Lo hemos compartido todo durante 34 años. Pensé que nada podría separarnos, pero todo lo que construimos se desmoronó en una semana.
Treinta y cuatro años, una vida entera vivida junto a mi esposo. Yo tengo 60 años, él 66, y siempre creí que nuestro matrimonio era una fortaleza indestructible, fortalecida ante las tormentas del tiempo. Compartimos alegrías y tristezas, criamos a nuestros hijos, compartimos sueños y dificultades. Estaba segura de que nada podría separarnos. Pero ahora estamos al borde de un abismo, enfrentando un divorcio, y todo lo que consideré eterno se desvaneció en cuestión de días. Esto comenzó en un invierno frío, cuando la nieve tras las ventanas de nuestra casa cerca de Toledo era tan helada como lo que me esperaba.
Como cada año, por Navidad los niños trajeron a su perro a casa y se marcharon a celebrar con amigos. Esta vez, mi marido, Olegario, de repente anunció que quería viajar a su pueblo natal, un lugar pequeño, perdido en el interior, lleno de recuerdos de su juventud. Dijo que extrañaba a sus viejos amigos y las calles donde una vez fue feliz. No me opuse; que vaya, que despeje un poco la cabeza, que recuerde su juventud. Pero ese viaje se convirtió en el principio del fin.
Regresó una semana después, y de inmediato sentí que algo no iba bien. Su mirada era extraña, distante, como si hubiera dejado parte de sí allí, lejos. Unos días después, se sentó frente a mí en la mesa de la cocina y, mirando al suelo, pronunció las palabras que me destrozaron el corazón: quería el divorcio. Me quedé paralizada, sin poder creer lo que estaba escuchando. Luego, la verdad salió a flote como una ola venenosa. Durante el viaje, había conocido a ella, una mujer de su pasado, su primer amor, cuya sombra, al parecer, había estado presente en nuestra vida sin que yo lo supiera. Ella lo encontró a través de las redes sociales, le escribió, le propuso reunirse, y él aceptó.

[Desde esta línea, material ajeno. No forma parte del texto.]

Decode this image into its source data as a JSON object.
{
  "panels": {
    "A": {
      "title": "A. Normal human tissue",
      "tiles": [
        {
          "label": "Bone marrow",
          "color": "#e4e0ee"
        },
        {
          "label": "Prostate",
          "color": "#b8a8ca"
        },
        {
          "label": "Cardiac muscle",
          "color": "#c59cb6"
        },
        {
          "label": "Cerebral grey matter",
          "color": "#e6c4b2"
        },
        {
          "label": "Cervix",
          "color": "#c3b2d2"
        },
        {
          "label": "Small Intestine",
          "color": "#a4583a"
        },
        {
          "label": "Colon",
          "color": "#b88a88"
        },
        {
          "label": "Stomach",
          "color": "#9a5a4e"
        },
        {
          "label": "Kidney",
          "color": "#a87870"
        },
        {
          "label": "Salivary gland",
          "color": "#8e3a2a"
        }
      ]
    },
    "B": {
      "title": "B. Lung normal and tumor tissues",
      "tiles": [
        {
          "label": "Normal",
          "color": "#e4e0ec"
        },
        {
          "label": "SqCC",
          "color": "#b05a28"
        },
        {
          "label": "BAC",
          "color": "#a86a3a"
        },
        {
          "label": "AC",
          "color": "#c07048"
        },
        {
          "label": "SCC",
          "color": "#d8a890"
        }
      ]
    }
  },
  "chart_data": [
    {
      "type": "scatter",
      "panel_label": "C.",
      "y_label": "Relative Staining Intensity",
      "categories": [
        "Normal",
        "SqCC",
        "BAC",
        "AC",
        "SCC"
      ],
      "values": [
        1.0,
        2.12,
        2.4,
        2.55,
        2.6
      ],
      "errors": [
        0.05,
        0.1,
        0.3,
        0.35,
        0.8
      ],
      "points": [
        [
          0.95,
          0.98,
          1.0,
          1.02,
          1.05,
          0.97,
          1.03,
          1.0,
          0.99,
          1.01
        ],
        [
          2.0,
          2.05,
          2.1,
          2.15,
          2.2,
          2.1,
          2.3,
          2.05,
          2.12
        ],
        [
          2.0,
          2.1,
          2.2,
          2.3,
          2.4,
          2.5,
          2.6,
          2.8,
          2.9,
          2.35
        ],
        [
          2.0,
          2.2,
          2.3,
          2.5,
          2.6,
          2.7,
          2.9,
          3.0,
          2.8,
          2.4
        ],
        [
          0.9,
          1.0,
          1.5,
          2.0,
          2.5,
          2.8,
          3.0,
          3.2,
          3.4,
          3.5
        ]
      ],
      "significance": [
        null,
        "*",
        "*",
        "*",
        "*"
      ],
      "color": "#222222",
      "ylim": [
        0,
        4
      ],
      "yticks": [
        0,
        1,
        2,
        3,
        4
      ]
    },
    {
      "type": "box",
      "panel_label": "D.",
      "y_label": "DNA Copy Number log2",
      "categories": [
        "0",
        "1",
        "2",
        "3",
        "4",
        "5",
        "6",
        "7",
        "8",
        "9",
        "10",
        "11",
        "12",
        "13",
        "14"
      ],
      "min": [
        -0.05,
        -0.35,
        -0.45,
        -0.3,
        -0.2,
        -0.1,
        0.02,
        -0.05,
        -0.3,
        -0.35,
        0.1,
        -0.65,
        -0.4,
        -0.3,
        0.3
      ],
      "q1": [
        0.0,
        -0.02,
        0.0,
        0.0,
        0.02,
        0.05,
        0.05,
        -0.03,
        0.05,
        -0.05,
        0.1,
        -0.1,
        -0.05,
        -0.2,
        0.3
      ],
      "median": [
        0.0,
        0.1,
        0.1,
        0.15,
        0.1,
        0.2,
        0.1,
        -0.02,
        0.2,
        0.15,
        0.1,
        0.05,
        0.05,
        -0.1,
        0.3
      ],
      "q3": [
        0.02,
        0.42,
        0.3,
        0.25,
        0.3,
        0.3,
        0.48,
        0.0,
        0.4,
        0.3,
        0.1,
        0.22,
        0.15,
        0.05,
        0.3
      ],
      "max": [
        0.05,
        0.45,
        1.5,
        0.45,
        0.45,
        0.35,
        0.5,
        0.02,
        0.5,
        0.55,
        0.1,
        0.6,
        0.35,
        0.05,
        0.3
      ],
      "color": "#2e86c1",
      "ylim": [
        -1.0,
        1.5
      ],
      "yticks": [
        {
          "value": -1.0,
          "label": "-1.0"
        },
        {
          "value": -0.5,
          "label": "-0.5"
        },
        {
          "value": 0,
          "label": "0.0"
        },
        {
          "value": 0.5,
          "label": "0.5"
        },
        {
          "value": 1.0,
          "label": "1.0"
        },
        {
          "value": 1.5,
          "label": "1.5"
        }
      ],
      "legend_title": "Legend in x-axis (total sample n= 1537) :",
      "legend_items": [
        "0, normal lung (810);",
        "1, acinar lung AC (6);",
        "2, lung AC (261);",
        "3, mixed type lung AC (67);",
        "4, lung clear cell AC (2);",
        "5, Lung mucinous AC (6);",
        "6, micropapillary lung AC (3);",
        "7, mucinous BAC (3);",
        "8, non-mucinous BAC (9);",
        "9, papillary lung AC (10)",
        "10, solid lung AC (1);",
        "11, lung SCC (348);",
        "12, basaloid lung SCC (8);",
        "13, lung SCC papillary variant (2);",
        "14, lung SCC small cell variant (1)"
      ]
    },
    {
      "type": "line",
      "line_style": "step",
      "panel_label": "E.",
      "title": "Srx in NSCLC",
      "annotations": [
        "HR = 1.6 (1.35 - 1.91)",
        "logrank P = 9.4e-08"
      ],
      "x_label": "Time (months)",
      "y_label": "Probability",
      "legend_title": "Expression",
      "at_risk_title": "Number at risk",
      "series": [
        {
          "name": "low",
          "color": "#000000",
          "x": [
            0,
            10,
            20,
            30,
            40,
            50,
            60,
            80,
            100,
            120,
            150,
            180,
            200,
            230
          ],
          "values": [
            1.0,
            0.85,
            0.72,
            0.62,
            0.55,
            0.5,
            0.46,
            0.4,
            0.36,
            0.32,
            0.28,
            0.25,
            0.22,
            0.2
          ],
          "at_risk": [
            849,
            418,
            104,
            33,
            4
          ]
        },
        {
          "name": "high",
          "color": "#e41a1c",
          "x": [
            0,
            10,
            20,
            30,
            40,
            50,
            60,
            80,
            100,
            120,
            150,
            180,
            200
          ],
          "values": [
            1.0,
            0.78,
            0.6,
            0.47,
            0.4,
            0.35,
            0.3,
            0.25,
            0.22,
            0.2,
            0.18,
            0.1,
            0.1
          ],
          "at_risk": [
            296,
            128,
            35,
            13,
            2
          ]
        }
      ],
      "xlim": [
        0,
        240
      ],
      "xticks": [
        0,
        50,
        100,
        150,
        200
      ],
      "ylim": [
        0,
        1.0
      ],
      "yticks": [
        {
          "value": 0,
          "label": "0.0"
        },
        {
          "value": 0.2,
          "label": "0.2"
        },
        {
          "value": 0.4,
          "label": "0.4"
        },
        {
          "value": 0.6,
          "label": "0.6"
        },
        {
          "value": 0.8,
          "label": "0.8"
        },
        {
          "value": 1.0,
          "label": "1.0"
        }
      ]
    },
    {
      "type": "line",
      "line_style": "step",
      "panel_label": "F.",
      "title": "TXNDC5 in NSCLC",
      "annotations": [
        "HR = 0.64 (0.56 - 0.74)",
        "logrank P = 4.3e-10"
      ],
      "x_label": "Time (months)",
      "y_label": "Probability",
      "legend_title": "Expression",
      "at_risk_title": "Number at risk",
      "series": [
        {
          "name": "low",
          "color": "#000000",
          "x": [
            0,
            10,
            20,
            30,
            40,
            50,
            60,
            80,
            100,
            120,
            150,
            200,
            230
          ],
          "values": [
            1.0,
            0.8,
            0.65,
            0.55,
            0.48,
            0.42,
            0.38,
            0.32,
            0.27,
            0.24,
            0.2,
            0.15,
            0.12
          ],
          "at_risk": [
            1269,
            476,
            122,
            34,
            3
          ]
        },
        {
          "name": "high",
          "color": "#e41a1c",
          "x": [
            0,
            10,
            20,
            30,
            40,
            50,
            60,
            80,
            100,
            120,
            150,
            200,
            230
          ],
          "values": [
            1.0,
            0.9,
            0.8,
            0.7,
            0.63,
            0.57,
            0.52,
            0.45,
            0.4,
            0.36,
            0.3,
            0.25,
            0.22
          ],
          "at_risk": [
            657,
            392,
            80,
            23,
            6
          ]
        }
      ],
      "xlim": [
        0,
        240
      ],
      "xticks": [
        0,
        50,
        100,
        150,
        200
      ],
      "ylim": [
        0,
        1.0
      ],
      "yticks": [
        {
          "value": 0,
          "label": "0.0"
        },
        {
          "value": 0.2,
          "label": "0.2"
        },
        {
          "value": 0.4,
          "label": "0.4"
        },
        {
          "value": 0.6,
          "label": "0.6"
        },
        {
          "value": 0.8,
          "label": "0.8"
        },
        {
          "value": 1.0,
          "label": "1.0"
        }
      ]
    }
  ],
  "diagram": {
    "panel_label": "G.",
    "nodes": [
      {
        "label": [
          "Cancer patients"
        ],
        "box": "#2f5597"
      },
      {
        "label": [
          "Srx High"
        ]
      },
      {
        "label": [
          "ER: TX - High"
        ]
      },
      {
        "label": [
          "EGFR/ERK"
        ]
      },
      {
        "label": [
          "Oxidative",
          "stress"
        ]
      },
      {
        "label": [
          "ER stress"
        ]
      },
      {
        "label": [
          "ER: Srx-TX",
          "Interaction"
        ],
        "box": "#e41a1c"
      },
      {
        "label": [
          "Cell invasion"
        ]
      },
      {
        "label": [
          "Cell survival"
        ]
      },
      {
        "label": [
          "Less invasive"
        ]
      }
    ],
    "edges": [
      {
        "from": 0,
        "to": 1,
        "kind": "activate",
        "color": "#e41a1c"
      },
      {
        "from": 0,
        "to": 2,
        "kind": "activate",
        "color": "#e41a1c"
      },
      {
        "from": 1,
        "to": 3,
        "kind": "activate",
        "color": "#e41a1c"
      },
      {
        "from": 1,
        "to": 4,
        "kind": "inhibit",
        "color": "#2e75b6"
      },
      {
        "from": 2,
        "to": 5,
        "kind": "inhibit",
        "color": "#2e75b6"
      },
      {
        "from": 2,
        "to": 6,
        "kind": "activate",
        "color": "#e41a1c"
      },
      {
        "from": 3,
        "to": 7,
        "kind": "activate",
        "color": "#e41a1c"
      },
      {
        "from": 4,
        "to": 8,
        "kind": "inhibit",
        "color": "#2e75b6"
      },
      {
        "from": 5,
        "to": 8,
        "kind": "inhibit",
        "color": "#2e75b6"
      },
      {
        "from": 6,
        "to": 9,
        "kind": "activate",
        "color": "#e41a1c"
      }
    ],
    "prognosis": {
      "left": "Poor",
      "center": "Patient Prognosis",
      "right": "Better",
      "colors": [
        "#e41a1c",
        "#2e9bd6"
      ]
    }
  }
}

Esa mujer, Luisa, vivía en ese mismo pueblo. Pasaron unos días juntos y Olegario volvió siendo otra persona. Confesó que ella lo había hechizado. Dijo que a su lado se sentía libre, como si se hubiera librado de una carga de décadas. Ella había cambiado desde aquellos tiempos lejanos; ahora enseñaba yoga, realizaba seminarios sobre vida saludable, irradiaba calma y armonía. Luisa le convenció de que merecía otra vida, sin rutina, sin mí. Le prometió felicidad, una paz interior que, según él, no encontraba en nuestro matrimonio. Cada palabra suya era como un puñal, más profundo y doloroso que el anterior.
Intenté llegar a él, recordarle nuestros 34 años, a nuestros hijos, la casa que construimos juntos ladrillo a ladrillo. Pero él me miraba con frialdad, con determinación, y soltó: “Me ahogo aquí. Necesito cambios para sentirme vivo de nuevo”. Su voz temblaba de decisión, y yo sentía que el suelo se desvanecía bajo mis pies. Todo lo que conocía, todo en lo que creía, se desplomó de repente por un impulso repentino, por una mujer que irrumpió en nuestra vida como un huracán.

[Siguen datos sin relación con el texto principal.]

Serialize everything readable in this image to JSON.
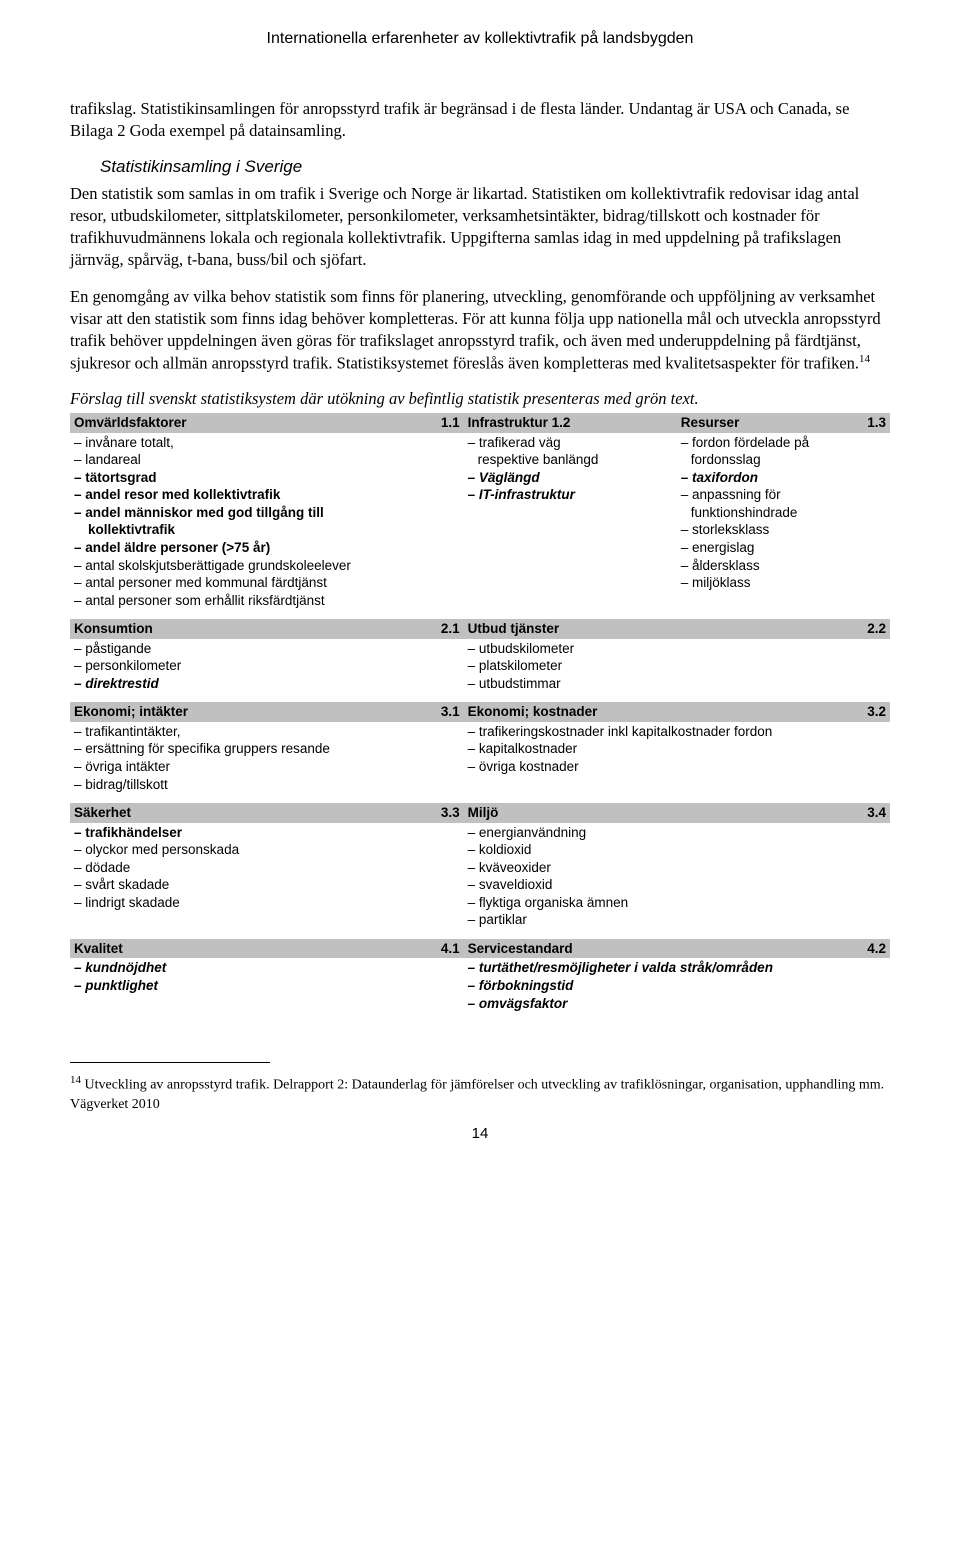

Estaba destrozada. Mi corazón se desgarraba de dolor, las lágrimas me ahogaban, pero no podía retenerlo; él ya se había ido, incluso estando aquí. Nuestra casa, llena de recuerdos, se convirtió en una tumba del pasado para mí, donde cada rincón gritaba sobre lo perdido. No podía aceptar que él hubiera borrado décadas así de fácil por un sueño efímero. Pero ahora tengo otra misión: recogerme en pedazos y aprender a vivir de nuevo. Dolor, decepción, nostalgia, se han vuelto mis compañeros, pero sé que necesito encontrar fuerzas para avanzar. Creo que en algún lugar, en lo desconocido, me espera mi felicidad; no será como antes, pero será mía. Y la encontraré, incluso si el camino está sembrado de lágrimas y fragmentos de una vida derrumbada.